Just read that you beat to the posting of the link! It's awful. Guess most of us was right (sadly) in not believing they had the 'right' shark.


----------



## ELTViola

It's really sad. Also it's scarily like Jaws as the person was just snorkeling in the shallower area, not even diving. Think I'll leave it a while before I go to Sharm.... 

I imagine many more sharks will be unnecessarily killed over this. It makes me really unhappy that for highly publicised attacks from nature there is always a knee-jerk reaction which causes a lot of hassle and suffering for the species concerned and doesn't solve the root cause of the problem, whether that be dumping animal carcasses into the sea or over fishing, or both. It's not just Egypt that's guilty, I think every country does this to some degree. When it comes down to it, it's always man's interference that starts off to problem, and we think the best way to fix it is to interfere even more :confused2: We never learn.


----------



## Sonrisa

I just can't help to see the irony, they show the wrong shark and try to fool the rest of the world into thinking that it is totally safe to go in their sea. Liars, it's just got Pure Egyptian BS written all over it, I feel so sorry for that poor woman and her family.


----------



## wales1970

where exactly were these attacks.?.


----------



## DeadGuy

Dizzie Izzie said:


> I just can't help to see the irony, they show the wrong shark and try to fool the rest of the world into thinking that it is totally safe to go in their sea. Liars, it's just got Pure Egyptian BS written all over it, I feel so sorry for that poor woman and her family.
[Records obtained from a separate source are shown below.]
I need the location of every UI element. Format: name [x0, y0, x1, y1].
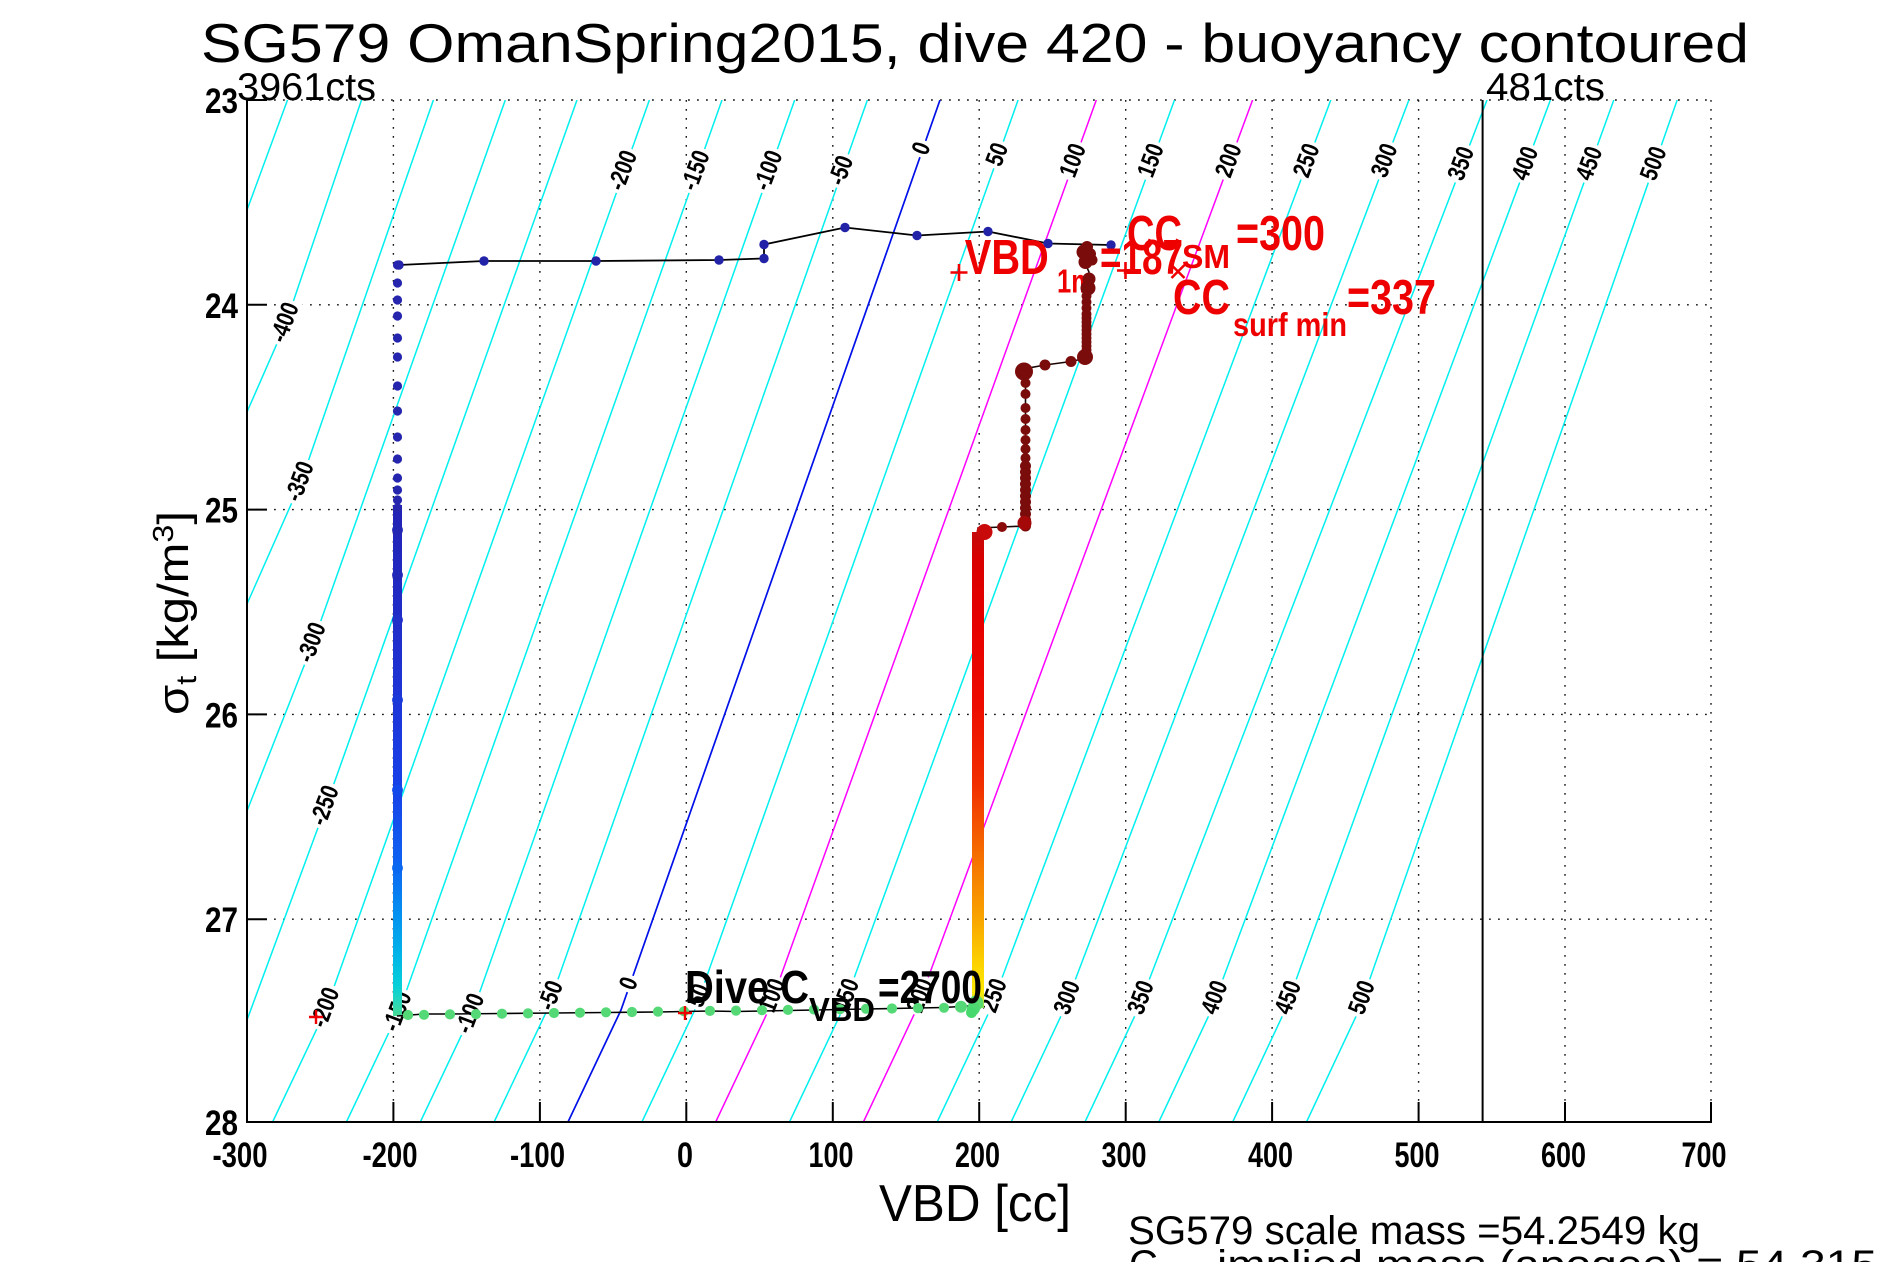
svg-text:surf min: surf min [1233, 306, 1347, 343]
svg-text:SM: SM [1182, 238, 1230, 275]
svg-text:23: 23 [205, 82, 238, 121]
svg-text:200: 200 [955, 1136, 1000, 1175]
svg-text:-200: -200 [363, 1136, 418, 1175]
svg-text:SG579 OmanSpring2015, dive 420: SG579 OmanSpring2015, dive 420 - buoyanc… [201, 12, 1749, 74]
svg-text:600: 600 [1541, 1136, 1586, 1175]
svg-text:700: 700 [1682, 1136, 1727, 1175]
svg-text:100: 100 [809, 1136, 854, 1175]
svg-text:Dive C: Dive C [685, 961, 809, 1013]
svg-text:CC: CC [1173, 271, 1230, 325]
svg-text:28: 28 [205, 1104, 238, 1143]
svg-text:300: 300 [1102, 1136, 1147, 1175]
svg-text:0: 0 [677, 1136, 693, 1175]
svg-text:σt [kg/m3]: σt [kg/m3] [148, 511, 203, 715]
svg-text:=337: =337 [1347, 271, 1436, 325]
svg-text:VBD: VBD [809, 991, 875, 1028]
svg-text:=187: =187 [1100, 231, 1183, 285]
svg-text:-100: -100 [510, 1136, 565, 1175]
svg-text:400: 400 [1248, 1136, 1293, 1175]
svg-text:3961cts: 3961cts [237, 66, 376, 109]
svg-text:C: C [1129, 1243, 1158, 1262]
svg-text:implied mass (apogee) = 54.315: implied mass (apogee) = 54.315 [1217, 1243, 1877, 1262]
svg-text:CC: CC [1127, 207, 1182, 261]
svg-text:VBD: VBD [965, 231, 1049, 285]
svg-text:26: 26 [205, 696, 238, 735]
svg-text:24: 24 [205, 287, 238, 326]
svg-text:=300: =300 [1236, 207, 1325, 261]
svg-text:VBD [cc]: VBD [cc] [879, 1175, 1071, 1233]
svg-text:500: 500 [1395, 1136, 1440, 1175]
svg-text:=2700: =2700 [878, 961, 982, 1013]
svg-text:-300: -300 [213, 1136, 268, 1175]
svg-text:25: 25 [205, 492, 238, 531]
svg-text:SG579 scale mass =54.2549 kg: SG579 scale mass =54.2549 kg [1128, 1209, 1700, 1253]
svg-text:481cts: 481cts [1486, 66, 1605, 109]
svg-text:27: 27 [205, 901, 238, 940]
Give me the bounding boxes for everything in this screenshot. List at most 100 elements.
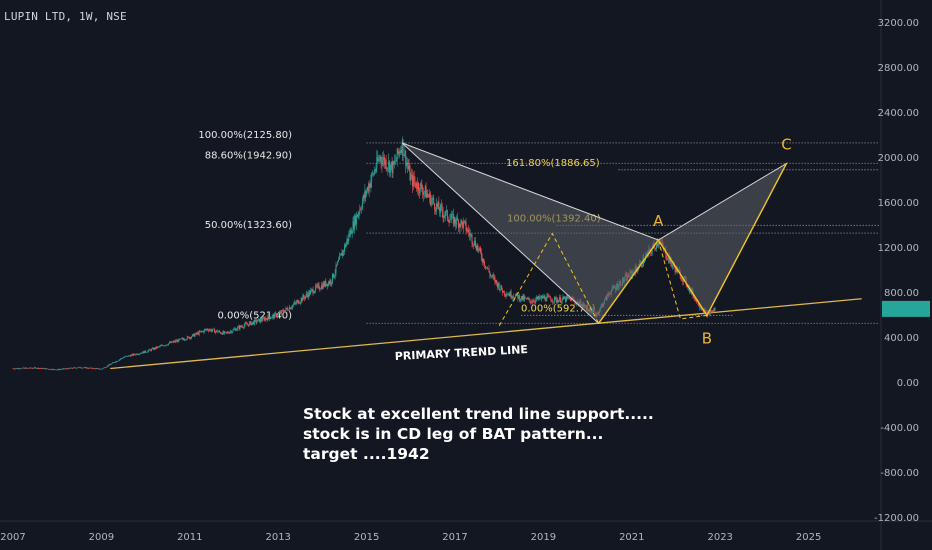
- candle-body: [99, 369, 101, 370]
- candle-body: [140, 352, 142, 354]
- candle-body: [168, 342, 170, 344]
- candle-body: [146, 351, 148, 353]
- candle-body: [298, 300, 300, 304]
- candle-body: [233, 329, 235, 330]
- candle-body: [271, 315, 273, 318]
- candle-body: [105, 367, 107, 368]
- candle-body: [98, 368, 100, 370]
- candle-body: [23, 367, 25, 369]
- candle-body: [154, 347, 156, 349]
- candle-body: [667, 256, 669, 260]
- candle-body: [561, 298, 563, 302]
- note-line-3: target ....1942: [303, 445, 430, 463]
- candle-body: [458, 223, 460, 228]
- candle-body: [30, 367, 32, 369]
- candle-body: [34, 367, 36, 369]
- candle-body: [137, 354, 139, 356]
- candle-body: [367, 186, 369, 192]
- candle-body: [291, 307, 293, 309]
- candle-body: [391, 161, 393, 174]
- candle-body: [520, 295, 522, 300]
- candle-body: [394, 160, 396, 165]
- candle-body: [189, 337, 191, 339]
- candle-body: [178, 338, 180, 342]
- candle-body: [256, 321, 258, 323]
- candle-body: [159, 345, 161, 347]
- pattern-triangle-left: [401, 142, 660, 325]
- candle-body: [395, 159, 397, 162]
- candle-body: [89, 367, 90, 369]
- x-tick-label: 2011: [177, 532, 202, 543]
- candle-body: [144, 350, 146, 354]
- candle-body: [396, 148, 398, 160]
- last-price-marker: [882, 300, 930, 317]
- candle-body: [491, 275, 493, 277]
- candle-body: [453, 217, 455, 225]
- candle-body: [463, 221, 464, 228]
- candle-body: [556, 300, 558, 302]
- candle-body: [231, 331, 233, 333]
- candle-body: [158, 346, 160, 348]
- candle-body: [413, 176, 415, 182]
- candle-body: [109, 364, 111, 365]
- note-line-2: stock is in CD leg of BAT pattern...: [303, 425, 604, 443]
- candle-body: [260, 318, 262, 321]
- candle-body: [165, 344, 167, 346]
- candle-body: [697, 300, 699, 306]
- candle-body: [526, 298, 528, 300]
- candle-body: [335, 264, 337, 273]
- candle-body: [202, 331, 203, 332]
- candle-body: [513, 296, 515, 298]
- candle-body: [432, 198, 434, 200]
- candle-body: [151, 348, 153, 349]
- candle-body: [54, 369, 56, 370]
- pattern-point-label: A: [653, 212, 664, 230]
- candle-body: [222, 331, 224, 335]
- candle-body: [474, 240, 476, 248]
- x-tick-label: 2015: [354, 532, 379, 543]
- candle-body: [482, 258, 484, 262]
- candle-body: [461, 220, 463, 222]
- candle-body: [218, 331, 220, 332]
- candle-body: [139, 353, 141, 355]
- candle-body: [651, 248, 653, 254]
- candle-body: [446, 210, 448, 219]
- candle-body: [364, 190, 366, 199]
- candle-body: [153, 347, 155, 350]
- candle-body: [193, 333, 195, 337]
- x-tick-label: 2013: [265, 532, 290, 543]
- candle-body: [498, 283, 500, 290]
- candle-body: [571, 298, 572, 302]
- candle-body: [378, 158, 379, 162]
- candle-body: [309, 291, 311, 295]
- candle-body: [253, 321, 254, 325]
- candle-body: [113, 362, 115, 364]
- candle-body: [174, 341, 175, 343]
- candle-body: [213, 328, 215, 330]
- candle-body: [570, 298, 572, 302]
- candle-body: [229, 332, 231, 334]
- candle-body: [546, 296, 548, 301]
- candle-body: [379, 156, 381, 160]
- candle-body: [220, 333, 222, 334]
- candle-body: [75, 367, 77, 369]
- candle-body: [533, 300, 535, 302]
- candle-body: [399, 151, 401, 154]
- candle-body: [180, 338, 181, 340]
- candle-body: [419, 183, 421, 194]
- candle-body: [359, 209, 361, 214]
- candle-body: [436, 203, 438, 207]
- candle-body: [565, 296, 567, 302]
- candle-body: [186, 336, 188, 340]
- candle-body: [101, 368, 103, 370]
- candle-body: [383, 157, 385, 161]
- candle-body: [181, 338, 183, 339]
- candle-body: [48, 368, 50, 370]
- candle-body: [565, 297, 566, 302]
- candle-body: [225, 331, 226, 333]
- candle-body: [206, 329, 208, 330]
- candle-body: [395, 160, 396, 162]
- candle-body: [38, 367, 39, 369]
- candle-body: [386, 168, 388, 170]
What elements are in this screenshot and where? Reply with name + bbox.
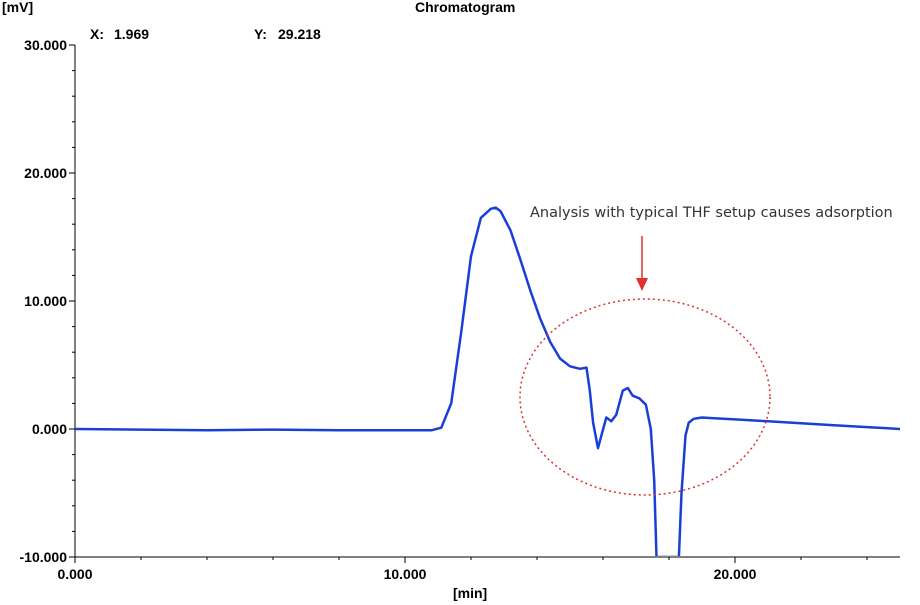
- y-tick-label: 20.000: [24, 165, 67, 181]
- chart-axes: [74, 45, 900, 558]
- cursor-x-label: X:: [90, 26, 104, 42]
- chart-title: Chromatogram: [415, 0, 516, 15]
- cursor-y-label: Y:: [254, 26, 267, 42]
- annotation-group: Analysis with typical THF setup causes a…: [519, 205, 893, 496]
- cursor-x-value: 1.969: [114, 26, 150, 42]
- y-tick-label: 30.000: [24, 37, 67, 53]
- annotation-text: Analysis with typical THF setup causes a…: [530, 205, 893, 221]
- adsorption-region-ellipse: [519, 298, 771, 496]
- series-line-0: [75, 206, 901, 556]
- x-axis-label: [min]: [453, 585, 488, 601]
- x-tick-label: 20.000: [714, 566, 757, 582]
- y-tick-label: -10.000: [20, 549, 68, 565]
- y-tick-label: 0.000: [32, 421, 67, 437]
- y-axis-unit: [mV]: [2, 0, 34, 15]
- annotation-arrow-head: [636, 278, 648, 291]
- chart-plot-area: [75, 206, 901, 556]
- x-tick-label: 0.000: [57, 566, 92, 582]
- x-tick-label: 10.000: [384, 566, 427, 582]
- y-tick-label: 10.000: [24, 293, 67, 309]
- cursor-y-value: 29.218: [278, 26, 321, 42]
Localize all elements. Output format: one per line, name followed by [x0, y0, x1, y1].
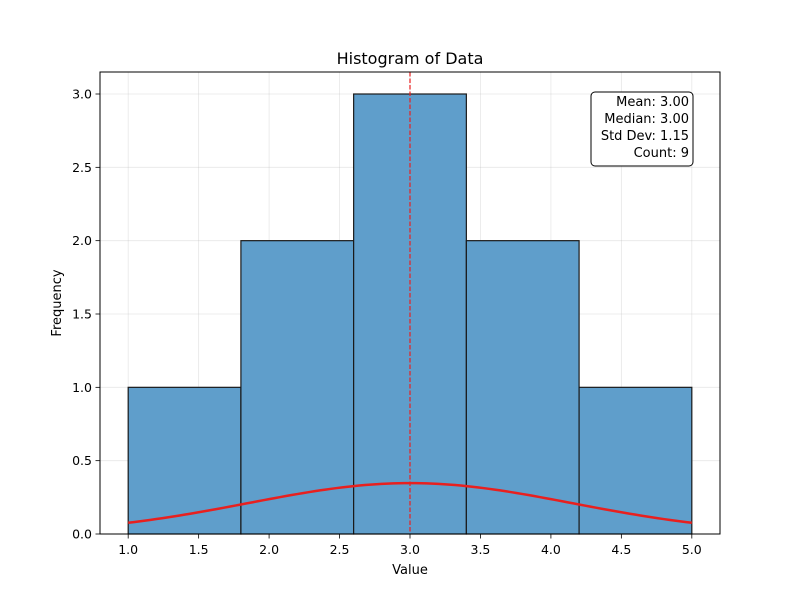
stats-box-frame: [590, 91, 694, 167]
histogram-bar-3: [465, 240, 580, 535]
y-axis-label: Frequency: [50, 269, 65, 336]
histogram-bar-1: [240, 240, 355, 535]
x-axis-label: Value: [392, 563, 428, 578]
stats-line-3: Count: 9: [634, 146, 689, 161]
histogram-bar-0: [127, 386, 242, 535]
x-tick-label-6: 4.0: [541, 542, 561, 557]
x-tick-label-0: 1.0: [118, 542, 138, 557]
histogram-bar-4: [578, 386, 693, 535]
y-tick-label-4: 2.0: [72, 233, 92, 248]
y-tick-label-3: 1.5: [72, 307, 92, 322]
y-tick-label-0: 0.0: [72, 527, 92, 542]
chart-title: Histogram of Data: [337, 49, 484, 68]
x-tick-label-5: 3.5: [471, 542, 491, 557]
stats-box: Mean: 3.00 Median: 3.00 Std Dev: 1.15 Count…: [590, 91, 694, 167]
stats-line-0: Mean: 3.00: [616, 95, 689, 110]
y-tick-label-2: 1.0: [72, 380, 92, 395]
y-tick-label-5: 2.5: [72, 160, 92, 175]
x-tick-label-7: 4.5: [611, 542, 631, 557]
y-tick-label-6: 3.0: [72, 87, 92, 102]
stats-line-2: Std Dev: 1.15: [601, 129, 689, 144]
x-tick-label-1: 1.5: [189, 542, 209, 557]
x-axis-ticks: 1.0 1.5 2.0 2.5 3.0 3.5 4.0 4.5 5.0: [118, 534, 702, 557]
y-tick-label-1: 0.5: [72, 453, 92, 468]
y-axis-ticks: 0.0 0.5 1.0 1.5 2.0 2.5 3.0: [72, 87, 100, 542]
x-tick-label-8: 5.0: [682, 542, 702, 557]
x-tick-label-4: 3.0: [400, 542, 420, 557]
x-tick-label-3: 2.5: [330, 542, 350, 557]
stats-line-1: Median: 3.00: [604, 112, 689, 127]
x-tick-label-2: 2.0: [259, 542, 279, 557]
Well they do the same and +80 Millions out of the +85 Million Egyptians buy their BS........So you can't really blame them for trying, they just got used to it 

The lady's family shouldn't feel that bad about it......If it wasn't for that lady, only God knows how many others would be in the "first" attack to re close the beaches......So she's more of a hero if you look at things from this angle


----------



## Horus

It's tragic what happened but I have personally seen people walking over sharp coral scratching and cutting themselves and then go swimming or people feeding the fish to make them swarm, I am not saying that has happened however in this case and they have cited various causes such as dead sheep etc from Eid or over fishing.

If you go diving or snorkle on a frequent basis you will soon get to know that certain fish (or a specific fish) lives in a specific area by a certain rock and this shark will still be around that area now. Until they catch it or them I think the attacks will continue as they now see us as food.

There are shallow areas - however normally everything has quite a steep drop once you are off the jetty and as of yet there is no approved shark repellant and I would not risk feeling safe carrying shark repellant cans as these guys move quick.

The only way to be protected for the time being is to stay dry and never dive or snorkle alone not that it would help.

Naama is quite busy and this shark will have probably been drawn in for one reason or another..and the main one is to eat

The only good thing to come out of this might be lower property prices but I doubt it, it will be the small business that will suffer.

Either way this is the LAST thing that Egypt needs


----------



## layla13

I read that the sharks DID NOT match the sharks that attacked. they would definitely lie about this saying they caught the sharks.. for the purpose of tourism. I have no doubt lol

they say its not that common but i remember not too long ago a french woman in marsa alam getting attacked by a white tip. lol can never know how safe it is. its no different then going into the woods and a bear or cougar stumbling upon us.


----------